Actuellement, en semi-banqueroute suite à la partition qui divise par quatre
ses revenus pétroliers et au conflit larvé avec le Sud, le pouvoir se réfugie
dans une économie de guerre, concentrant ses ressources sur l’armée. Il doit
défendre ses frontières riches en pétrole tout en rentabilisant ses
infrastructures existantes : la clé de ce problème est à Djouba, par la
persuasion ou par la force.
UN RÉGIME DOMINÉ PAR LA CORRUPTION LE NÉPOTISME ET LA CRIMINALITÉ
Avec ses
620 000 kilomètres carrés, le Soudan du Sud dispose d’un vaste territoire,
bien arrosé et bien pourvu par la nature. Il est pourtant pauvre. 90% des
habitants vivent avec moins d’un dollar par jour. Dans ce pays des rivières ou
le Nil Blanc, ses bras et ses affluent sont omniprésents, un habitant sur deux
n’a pas accès à l’eau potable, et un enfant sur cinq meurt avant l’âge de cinq
ans. Les infrastructures sont inexistantes : pas d’internet, pas de
routes, le pays dépend pour l’essentiel de l’assistance étrangère. En raison de
son histoire et de ses liens avec l’Ouganda et le Kenya qui l’ont aidé dans sa
rébellion, de sa géographie de pays enclavé et de géopolitique, il dépend
étroitement de ses voisins. Cela le rend vulnérable aux mauvaises intentions
des prédateurs et aux bonnes intentions de ses alliés. La prédation attient des
proportions surréalistes. Un dixième du territoire serait déjà bradé sous forme
de beaux à long terme à des sociétés d’investissements souvent anglo-saxonnes,
à des tarifs promotionnels qui laissent pantois. Entre Djouba et Malakal, les
seigneurs de guerre accordent, des concessions en or octroyant ainsi le droit à
l’exploitation du sol et du sous-sol. L’Etat reste donc à créer, difficile pour
les cadres d’une guérilla de se recycler en gouvernant honnêtes. Quant à
l’aspiration à un Etat de droit, peut-elle être incarnée par un président élu à
98, 45% des voix ? Comme s’est le cas des
républiques bananières.

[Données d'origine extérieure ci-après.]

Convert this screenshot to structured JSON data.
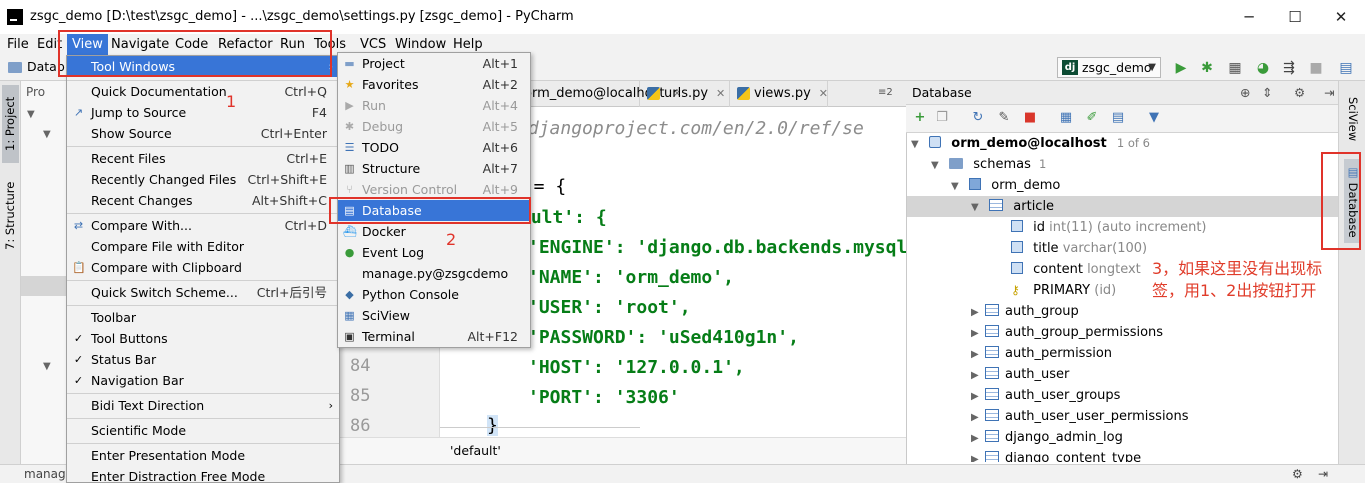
{
  "window": {
    "title": "zsgc_demo [D:\\test\\zsgc_demo] - ...\\zsgc_demo\\settings.py [zsgc_demo] - PyCharm"
  },
  "menubar": [
    "File",
    "Edit",
    "View",
    "Navigate",
    "Code",
    "Refactor",
    "Run",
    "Tools",
    "VCS",
    "Window",
    "Help"
  ],
  "navbar": {
    "breadcrumb": "Datab",
    "run_config": "zsgc_demo"
  },
  "left_stripe": [
    "1: Project",
    "7: Structure"
  ],
  "project_panel": {
    "tab": "Pro"
  },
  "view_menu": [
    {
      "label": "Tool Windows",
      "shortcut": "",
      "submenu": true,
      "selected": true
    },
    {
      "label": "Quick Documentation",
      "shortcut": "Ctrl+Q"
    },
    {
      "label": "Jump to Source",
      "shortcut": "F4"
    },
    {
      "label": "Show Source",
      "shortcut": "Ctrl+Enter"
    },
    {
      "label": "Recent Files",
      "shortcut": "Ctrl+E"
    },
    {
      "label": "Recently Changed Files",
      "shortcut": "Ctrl+Shift+E"
    },
    {
      "label": "Recent Changes",
      "shortcut": "Alt+Shift+C"
    },
    {
      "label": "Compare With...",
      "shortcut": "Ctrl+D"
    },
    {
      "label": "Compare File with Editor",
      "shortcut": ""
    },
    {
      "label": "Compare with Clipboard",
      "shortcut": ""
    },
    {
      "label": "Quick Switch Scheme...",
      "shortcut": "Ctrl+后引号"
    },
    {
      "label": "Toolbar",
      "shortcut": ""
    },
    {
      "label": "Tool Buttons",
      "shortcut": "",
      "checked": true
    },
    {
      "label": "Status Bar",
      "shortcut": "",
      "checked": true
    },
    {
      "label": "Navigation Bar",
      "shortcut": "",
      "checked": true
    },
    {
      "label": "Bidi Text Direction",
      "shortcut": "",
      "submenu": true
    },
    {
      "label": "Scientific Mode",
      "shortcut": ""
    },
    {
      "label": "Enter Presentation Mode",
      "shortcut": ""
    },
    {
      "label": "Enter Distraction Free Mode",
      "shortcut": ""
    }
  ],
  "tool_windows_menu": [
    {
      "label": "Project",
      "shortcut": "Alt+1"
    },
    {
      "label": "Favorites",
      "shortcut": "Alt+2"
    },
    {
      "label": "Run",
      "shortcut": "Alt+4",
      "disabled": true
    },
    {
      "label": "Debug",
      "shortcut": "Alt+5",
      "disabled": true
    },
    {
      "label": "TODO",
      "shortcut": "Alt+6"
    },
    {
      "label": "Structure",
      "shortcut": "Alt+7"
    },
    {
      "label": "Version Control",
      "shortcut": "Alt+9",
      "disabled": true
    },
    {
      "label": "Database",
      "shortcut": "",
      "selected": true
    },
    {
      "label": "Docker",
      "shortcut": ""
    },
    {
      "label": "Event Log",
      "shortcut": ""
    },
    {
      "label": "manage.py@zsgcdemo",
      "shortcut": ""
    },
    {
      "label": "Python Console",
      "shortcut": ""
    },
    {
      "label": "SciView",
      "shortcut": ""
    },
    {
      "label": "Terminal",
      "shortcut": "Alt+F12"
    }
  ],
  "annotations": {
    "one": "1",
    "two": "2",
    "three": "3，如果这里没有出现标签，用1、2出按钮打开"
  },
  "editor": {
    "tabs": [
      {
        "label": "orm_demo@localhost"
      },
      {
        "label": "urls.py"
      },
      {
        "label": "views.py"
      }
    ],
    "tab_overflow": "≡2",
    "line_numbers": [
      "84",
      "85",
      "86"
    ],
    "code_lines": [
      "//docs.djangoproject.com/en/2.0/ref/se",
      "S = {",
      "ault': {",
      "'ENGINE': 'django.db.backends.mysql",
      "'NAME': 'orm_demo',",
      "'USER': 'root',",
      "'PASSWORD': 'uSed410g1n',",
      "'HOST': '127.0.0.1',",
      "'PORT': '3306'",
      "}"
    ],
    "breadcrumb": "'default'"
  },
  "database": {
    "title": "Database",
    "connection": "orm_demo@localhost",
    "connection_count": "1 of 6",
    "schemas_label": "schemas",
    "schemas_count": "1",
    "schema": "orm_demo",
    "table": "article",
    "columns": [
      {
        "name": "id",
        "type": "int(11) (auto increment)"
      },
      {
        "name": "title",
        "type": "varchar(100)"
      },
      {
        "name": "content",
        "type": "longtext"
      }
    ],
    "key": {
      "name": "PRIMARY",
      "type": "(id)"
    },
    "other_tables": [
      "auth_group",
      "auth_group_permissions",
      "auth_permission",
      "auth_user",
      "auth_user_groups",
      "auth_user_user_permissions",
      "django_admin_log",
      "django_content_type"
    ]
  },
  "right_stripe": [
    "SciView",
    "Database"
  ],
  "statusbar": {
    "text": "manage"
  },
  "colors": {
    "selection": "#3875d7",
    "annotation": "#e0332a"
  }
}
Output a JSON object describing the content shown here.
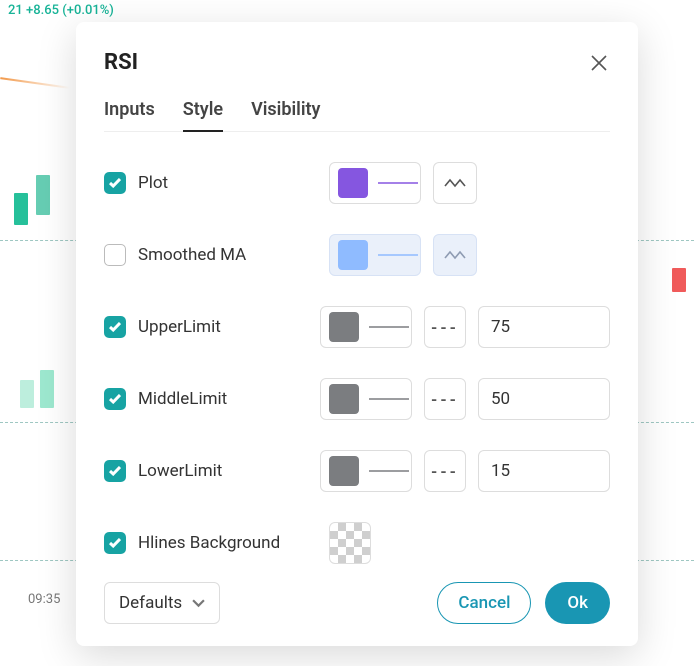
{
  "background": {
    "ticker": "21 +8.65 (+0.01%)",
    "time_label": "09:35"
  },
  "dialog": {
    "title": "RSI",
    "tabs": {
      "inputs": "Inputs",
      "style": "Style",
      "visibility": "Visibility"
    },
    "rows": {
      "plot": {
        "label": "Plot",
        "checked": true,
        "color": "#8556e0",
        "line_color": "#8556e0",
        "style_icon": "zigzag"
      },
      "smoothed": {
        "label": "Smoothed MA",
        "checked": false,
        "color": "#8fbbff",
        "line_color": "#8fbbff",
        "style_icon": "zigzag"
      },
      "upper": {
        "label": "UpperLimit",
        "checked": true,
        "color": "#7b7d80",
        "value": "75"
      },
      "middle": {
        "label": "MiddleLimit",
        "checked": true,
        "color": "#7b7d80",
        "value": "50"
      },
      "lower": {
        "label": "LowerLimit",
        "checked": true,
        "color": "#7b7d80",
        "value": "15"
      },
      "hlines": {
        "label": "Hlines Background",
        "checked": true
      }
    },
    "dash_indicator": "---",
    "footer": {
      "defaults": "Defaults",
      "cancel": "Cancel",
      "ok": "Ok"
    }
  }
}
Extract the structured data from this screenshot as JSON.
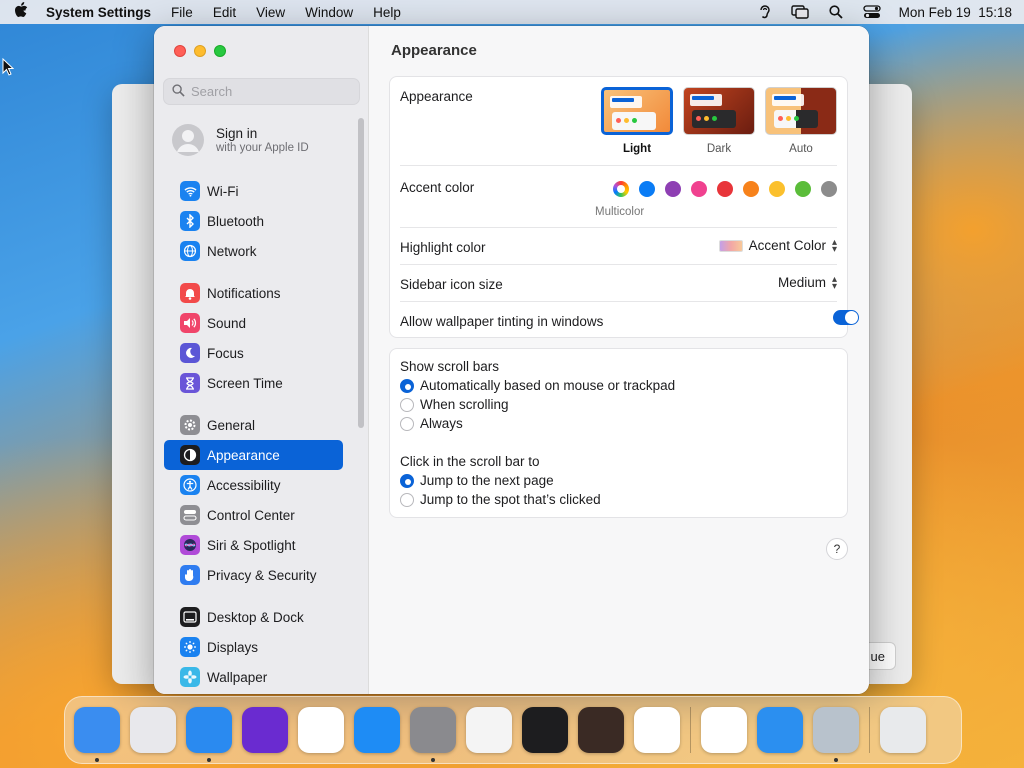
{
  "menubar": {
    "app_name": "System Settings",
    "menus": [
      "File",
      "Edit",
      "View",
      "Window",
      "Help"
    ],
    "clock": "Mon Feb 19  15:18"
  },
  "background_window": {
    "button_label": "ue"
  },
  "sidebar": {
    "search_placeholder": "Search",
    "account": {
      "title": "Sign in",
      "subtitle": "with your Apple ID"
    },
    "groups": [
      [
        {
          "label": "Wi-Fi",
          "icon": "wifi-icon",
          "color": "#1a82f0"
        },
        {
          "label": "Bluetooth",
          "icon": "bluetooth-icon",
          "color": "#1a82f0"
        },
        {
          "label": "Network",
          "icon": "globe-icon",
          "color": "#1a82f0"
        }
      ],
      [
        {
          "label": "Notifications",
          "icon": "bell-icon",
          "color": "#f24a4a"
        },
        {
          "label": "Sound",
          "icon": "speaker-icon",
          "color": "#f0456a"
        },
        {
          "label": "Focus",
          "icon": "moon-icon",
          "color": "#5b56d6"
        },
        {
          "label": "Screen Time",
          "icon": "hourglass-icon",
          "color": "#6a55d8"
        }
      ],
      [
        {
          "label": "General",
          "icon": "gear-icon",
          "color": "#8e8e93"
        },
        {
          "label": "Appearance",
          "icon": "appearance-icon",
          "color": "#1d1d1f",
          "active": true
        },
        {
          "label": "Accessibility",
          "icon": "accessibility-icon",
          "color": "#1a82f0"
        },
        {
          "label": "Control Center",
          "icon": "control-center-icon",
          "color": "#8e8e93"
        },
        {
          "label": "Siri & Spotlight",
          "icon": "siri-icon",
          "color": "#b04ad8"
        },
        {
          "label": "Privacy & Security",
          "icon": "hand-icon",
          "color": "#2f7cf0"
        }
      ],
      [
        {
          "label": "Desktop & Dock",
          "icon": "dock-icon",
          "color": "#1d1d1f"
        },
        {
          "label": "Displays",
          "icon": "sun-icon",
          "color": "#1a82f0"
        },
        {
          "label": "Wallpaper",
          "icon": "flower-icon",
          "color": "#3ab8e8"
        }
      ]
    ]
  },
  "content": {
    "title": "Appearance",
    "appearance": {
      "label": "Appearance",
      "options": [
        {
          "label": "Light",
          "selected": true
        },
        {
          "label": "Dark",
          "selected": false
        },
        {
          "label": "Auto",
          "selected": false
        }
      ]
    },
    "accent": {
      "label": "Accent color",
      "colors": [
        "#0a7cf5",
        "#8e3fb3",
        "#f0418f",
        "#e8353a",
        "#f7821b",
        "#fbc02d",
        "#5bbd3a",
        "#8c8c8c"
      ],
      "multicolor_label": "Multicolor"
    },
    "highlight": {
      "label": "Highlight color",
      "value": "Accent Color"
    },
    "sidebar_icon_size": {
      "label": "Sidebar icon size",
      "value": "Medium"
    },
    "tinting": {
      "label": "Allow wallpaper tinting in windows",
      "enabled": true
    },
    "scrollbars": {
      "label": "Show scroll bars",
      "options": [
        {
          "label": "Automatically based on mouse or trackpad",
          "selected": true
        },
        {
          "label": "When scrolling",
          "selected": false
        },
        {
          "label": "Always",
          "selected": false
        }
      ]
    },
    "click_scroll": {
      "label": "Click in the scroll bar to",
      "options": [
        {
          "label": "Jump to the next page",
          "selected": true
        },
        {
          "label": "Jump to the spot that’s clicked",
          "selected": false
        }
      ]
    },
    "help_label": "?"
  },
  "dock": {
    "apps": [
      {
        "name": "finder-icon",
        "color": "#3a8df0",
        "running": true
      },
      {
        "name": "launchpad-icon",
        "color": "#e8e8ec",
        "running": false
      },
      {
        "name": "safari-icon",
        "color": "#2a8af0",
        "running": true
      },
      {
        "name": "firefox-icon",
        "color": "#6a2bd0",
        "running": false
      },
      {
        "name": "chrome-icon",
        "color": "#ffffff",
        "running": false
      },
      {
        "name": "app-store-icon",
        "color": "#1e8cf5",
        "running": false
      },
      {
        "name": "system-settings-icon",
        "color": "#8a8a8e",
        "running": true
      },
      {
        "name": "textedit-icon",
        "color": "#f4f4f4",
        "running": false
      },
      {
        "name": "terminal-icon",
        "color": "#1d1d1f",
        "running": false
      },
      {
        "name": "garageband-icon",
        "color": "#3a2a24",
        "running": false
      },
      {
        "name": "vscode-icon",
        "color": "#ffffff",
        "running": false
      }
    ],
    "apps2": [
      {
        "name": "visual-studio-icon",
        "color": "#ffffff",
        "running": false
      },
      {
        "name": "weather-icon",
        "color": "#2b8ff0",
        "running": false
      },
      {
        "name": "preview-finder-icon",
        "color": "#b8c2cc",
        "running": true
      }
    ],
    "trash": {
      "name": "trash-icon",
      "color": "#e8eaec"
    }
  }
}
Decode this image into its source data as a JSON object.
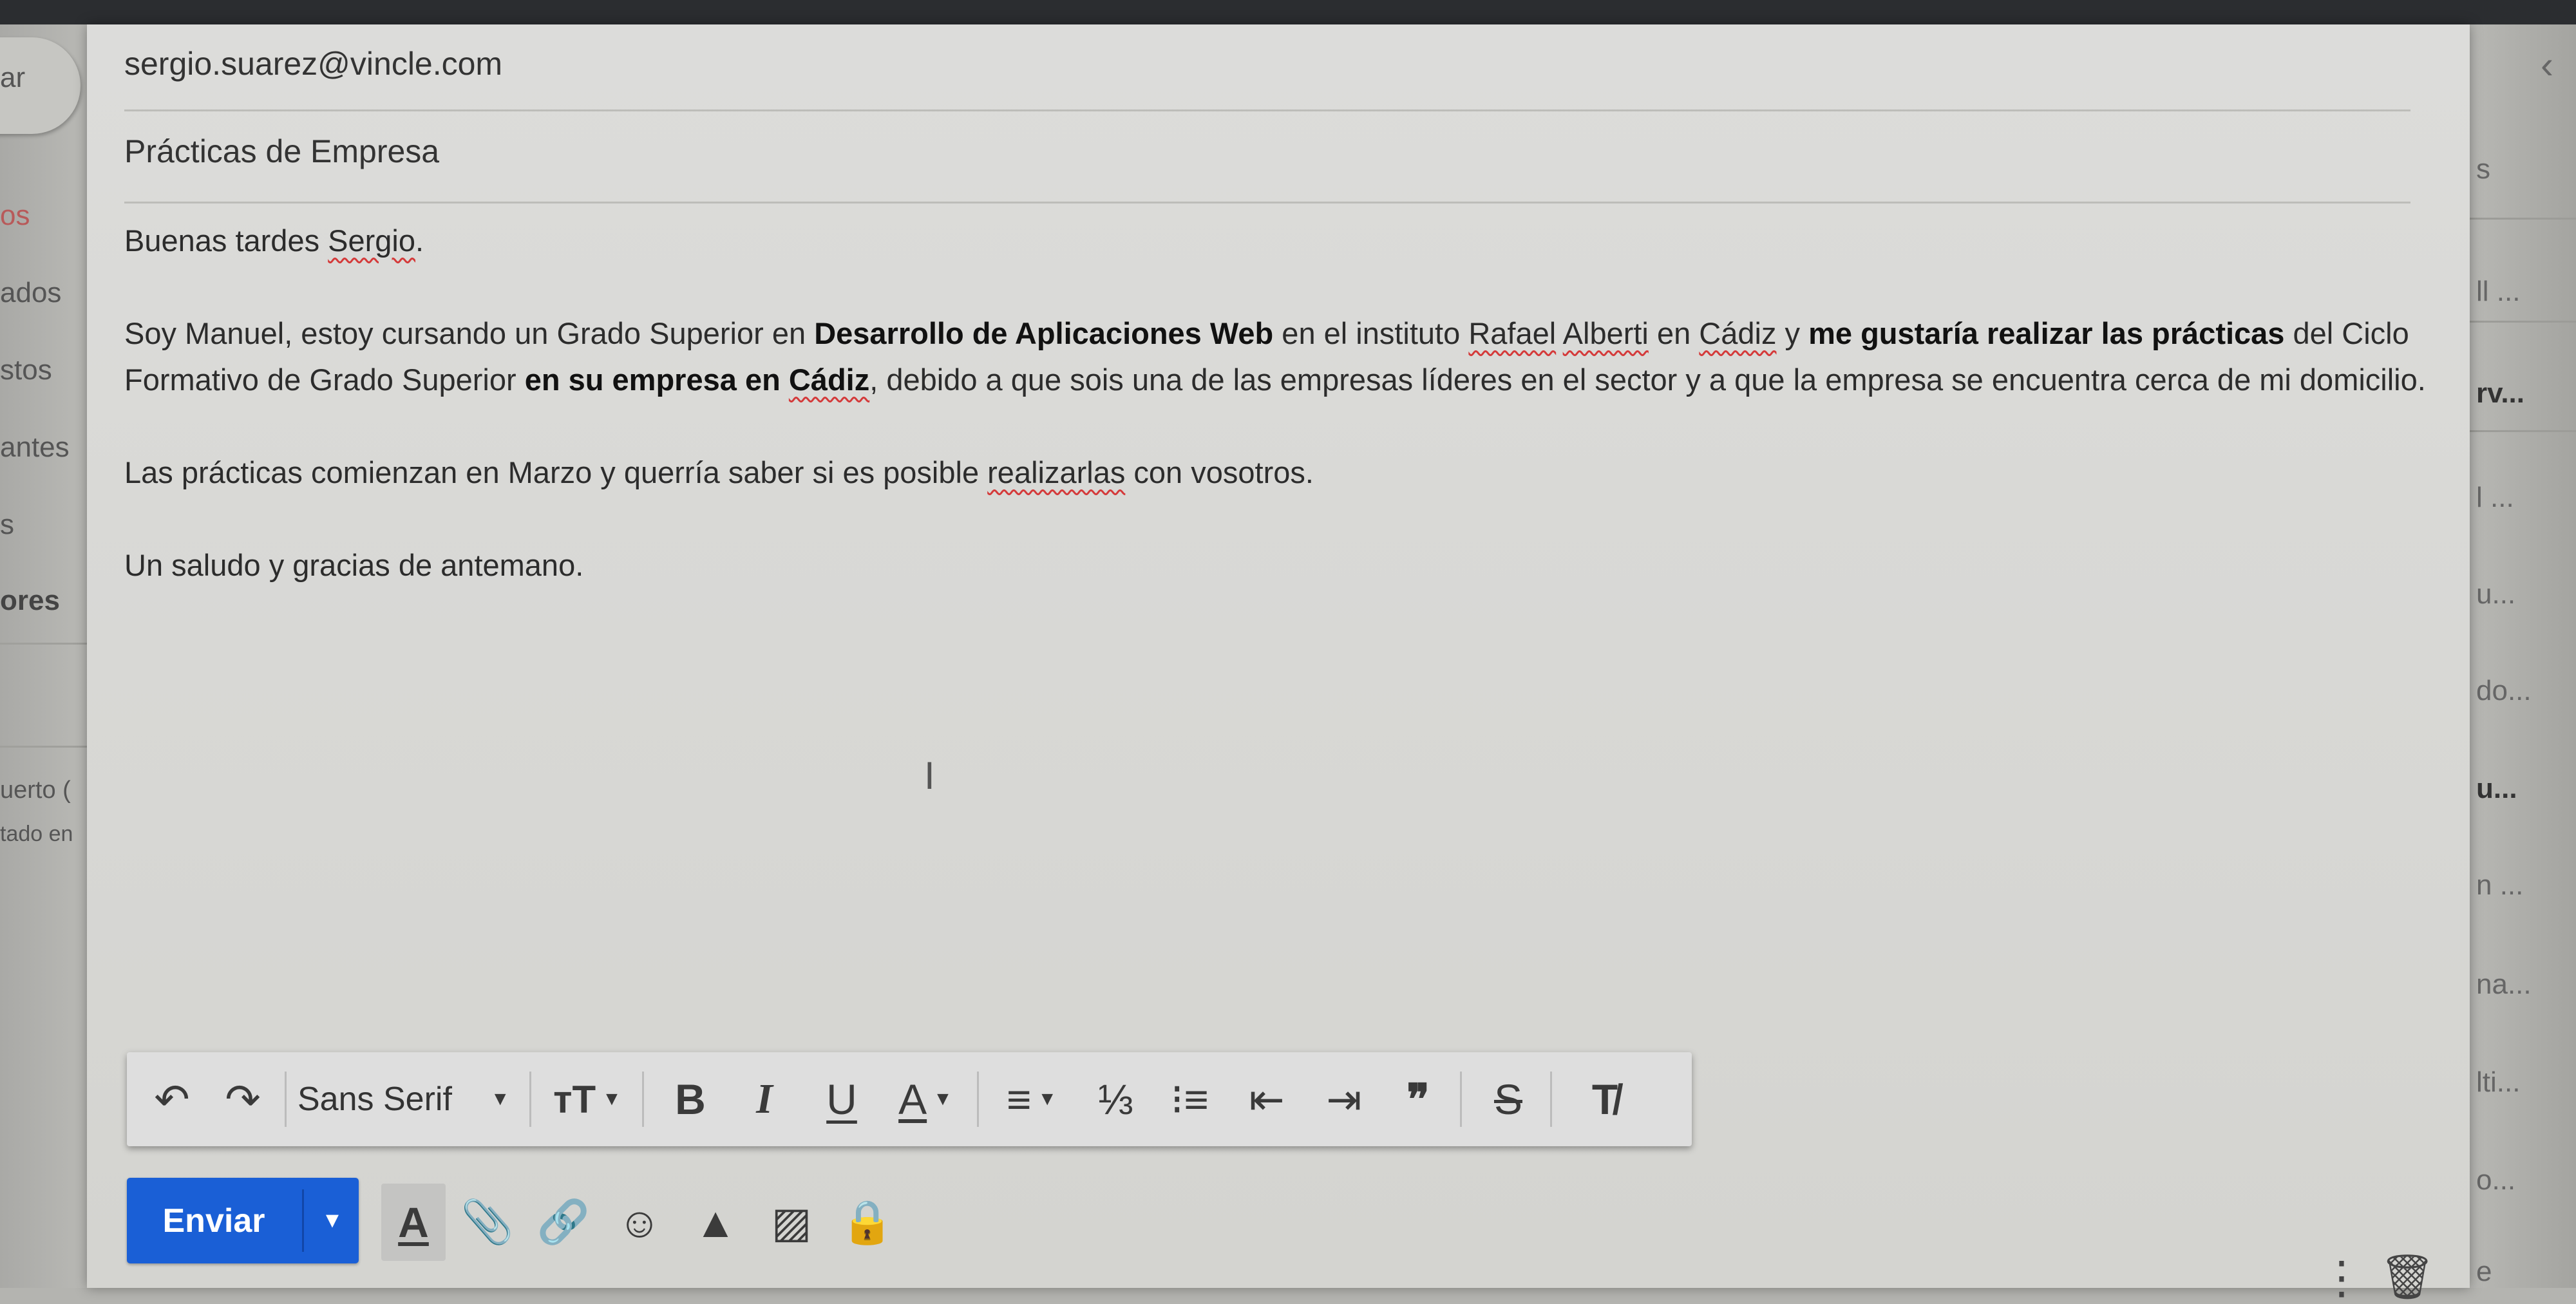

Avec du pétrole et guerre ethnique à l’horizon,
le Soudan du Sud a hérité de plus de 70% du pétrole pré-partition et en tire
98% de ses revenus. Très enclavé, il restera quoi qu’il advienne tributaire de
ses voisins du Nord ou du Sud. Les réserves prouvées, qui correspondaient à
quinze ans de pompage, risquent de s’épuiser rapidement en l’absence
d’investissements massifs. Or, les infrastructures sont disponibles au Soudan,
tandis qu’elles sont à créer en Ouganda ou au Kenya. Le choix est politique et
aussi stratégique. On devine le dilemme pour un pays qui se veut émanciper ?
LES JEUX
TROUBLES DE L’EUROPE, DES ETATS-UNIS ET LA CHINE
La
partition a placé les deux Soudans dans une situation inextricable,
empoisonnant leur avenir alors que, partageant un espace et une histoire
commune, ils sont condamnés à vivre ensemble. Les péripéties rappelées ici
illustrent le caractère intrusif d’une relation frisant le surréalisme avec en
charge l’idiome inter-ethnique. Ont observent actuellement deux Soudans placés
sous le poids de coopération fraternelle ou de confrontation fratricide,
orchestré par les Emirats-arabe-unis et l’Arabie-Saoudite dans un échiquier
géopolitique exponentielle. De plus, la
compétition entre l’Ouest et l’Est revisitée, notamment la guerre énergétique
qui met aux prises les Etats-Unis, les Européens et la Chine, ils sont sur la même ligne de front, exposés à tous les dangers.
En somme,
l’ébranlement de l’espace Soudanais amorcé il y a vingt ans s’inscrit dans le
remodelage du Grand Moyen-Orient entrepris par George Bush et consorts dans les
années deux mille, ciblant les pays que l’on sait. Assorti ou non d’un
printemps arabe, il a participé d’une dynamique incontrôlable de déstabilisation
et de fractionnement dans l’immense ceinture Sahélo-Saharienne, là où le monde
arabe se fond dans l’univers Africain, du Darfour à la Côte-Ivoire, au Mali,
à la centrafricaine en passant par le Tchad, la Mauritanie, le Nigéria, le
Niger et la Libye. En somme, l’Afrique
reste un séisme géopolitique dont certaines répliques sont encore à venir.